En toute autre occasion, le forçat interpellé de cette façon aurait répondu au défi et défendu son honneur, mais il garda un silence modeste. «C’est vrai! tout le monde n’est pas Koulikof et A-f; il faut faire ses preuves d’abord…»
– Au fond, camarades, pourquoi restons-nous ici? interrompit brusquement un détenu, assis auprès de la fenêtre de la cuisine; sa voix était traînante, mais secrètement satisfaite, il se frottait la joue de la paume de la main. -Que faisons-nous ici? Nous vivons sans vivre, nous sommes morts sans mourir. Eeeh!

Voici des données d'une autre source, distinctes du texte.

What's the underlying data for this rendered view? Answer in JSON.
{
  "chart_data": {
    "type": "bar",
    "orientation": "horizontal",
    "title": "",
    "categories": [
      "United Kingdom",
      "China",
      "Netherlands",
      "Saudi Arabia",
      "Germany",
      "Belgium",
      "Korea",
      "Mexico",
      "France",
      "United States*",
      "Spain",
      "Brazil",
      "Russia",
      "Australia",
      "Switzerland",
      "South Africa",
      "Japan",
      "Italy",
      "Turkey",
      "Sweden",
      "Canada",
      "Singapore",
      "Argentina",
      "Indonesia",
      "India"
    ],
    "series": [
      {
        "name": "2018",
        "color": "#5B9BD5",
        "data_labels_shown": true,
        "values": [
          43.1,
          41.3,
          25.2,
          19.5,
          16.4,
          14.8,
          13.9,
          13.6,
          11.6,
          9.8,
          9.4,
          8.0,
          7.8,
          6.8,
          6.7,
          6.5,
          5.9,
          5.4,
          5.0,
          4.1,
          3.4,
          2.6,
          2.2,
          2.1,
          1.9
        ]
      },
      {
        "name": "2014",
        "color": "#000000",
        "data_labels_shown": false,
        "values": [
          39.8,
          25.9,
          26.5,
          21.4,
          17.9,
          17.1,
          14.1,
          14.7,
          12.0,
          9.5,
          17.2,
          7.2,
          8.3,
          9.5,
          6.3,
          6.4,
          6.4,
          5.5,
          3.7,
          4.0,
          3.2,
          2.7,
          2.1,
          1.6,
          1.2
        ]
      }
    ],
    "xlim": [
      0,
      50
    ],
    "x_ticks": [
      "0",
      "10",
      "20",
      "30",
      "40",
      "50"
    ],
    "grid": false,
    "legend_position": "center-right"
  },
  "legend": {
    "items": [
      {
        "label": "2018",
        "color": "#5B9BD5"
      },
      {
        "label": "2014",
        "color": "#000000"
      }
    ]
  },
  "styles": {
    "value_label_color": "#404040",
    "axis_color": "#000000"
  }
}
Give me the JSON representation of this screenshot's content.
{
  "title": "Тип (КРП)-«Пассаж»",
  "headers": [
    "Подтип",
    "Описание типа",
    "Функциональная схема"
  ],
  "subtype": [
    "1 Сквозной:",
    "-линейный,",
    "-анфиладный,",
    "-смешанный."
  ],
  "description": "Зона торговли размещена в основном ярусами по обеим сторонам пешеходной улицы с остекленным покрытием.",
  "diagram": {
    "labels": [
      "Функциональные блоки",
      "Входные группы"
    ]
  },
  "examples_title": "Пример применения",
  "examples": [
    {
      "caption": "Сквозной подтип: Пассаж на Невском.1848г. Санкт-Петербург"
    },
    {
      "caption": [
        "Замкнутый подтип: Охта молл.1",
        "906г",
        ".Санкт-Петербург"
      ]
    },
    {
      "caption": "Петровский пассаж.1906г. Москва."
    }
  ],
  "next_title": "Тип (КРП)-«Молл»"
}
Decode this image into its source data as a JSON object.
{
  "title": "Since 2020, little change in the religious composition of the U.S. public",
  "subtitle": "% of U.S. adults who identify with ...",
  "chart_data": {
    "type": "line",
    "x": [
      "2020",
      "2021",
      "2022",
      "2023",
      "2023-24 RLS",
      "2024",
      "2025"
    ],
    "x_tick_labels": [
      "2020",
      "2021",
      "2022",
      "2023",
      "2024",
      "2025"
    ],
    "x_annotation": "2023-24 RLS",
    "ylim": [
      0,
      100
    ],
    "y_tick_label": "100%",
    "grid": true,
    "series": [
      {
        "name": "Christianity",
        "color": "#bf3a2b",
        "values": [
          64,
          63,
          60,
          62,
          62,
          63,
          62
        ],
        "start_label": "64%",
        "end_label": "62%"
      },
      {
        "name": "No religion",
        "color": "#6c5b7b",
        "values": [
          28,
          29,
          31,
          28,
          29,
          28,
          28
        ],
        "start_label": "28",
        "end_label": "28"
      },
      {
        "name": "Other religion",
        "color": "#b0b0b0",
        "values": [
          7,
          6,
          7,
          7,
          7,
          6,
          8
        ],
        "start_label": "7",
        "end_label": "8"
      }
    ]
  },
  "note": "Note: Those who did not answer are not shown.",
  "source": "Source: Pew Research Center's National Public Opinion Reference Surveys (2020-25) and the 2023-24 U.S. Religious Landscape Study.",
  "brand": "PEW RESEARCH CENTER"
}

– Parbleu, on ne quitte pas la maison de force comme une vieille botte… Elle vous tient aux jambes. Qu’as-tu à soupirer?
– Mais, tiens, Koulikof, par exemple… commença un des plus ardents, un jeune blanc-bec.
– Koulikof? riposta un autre, en regardant de travers le blanc-bec; – Koulikof!… Les Koulikof, on ne les fait pas à la douzaine!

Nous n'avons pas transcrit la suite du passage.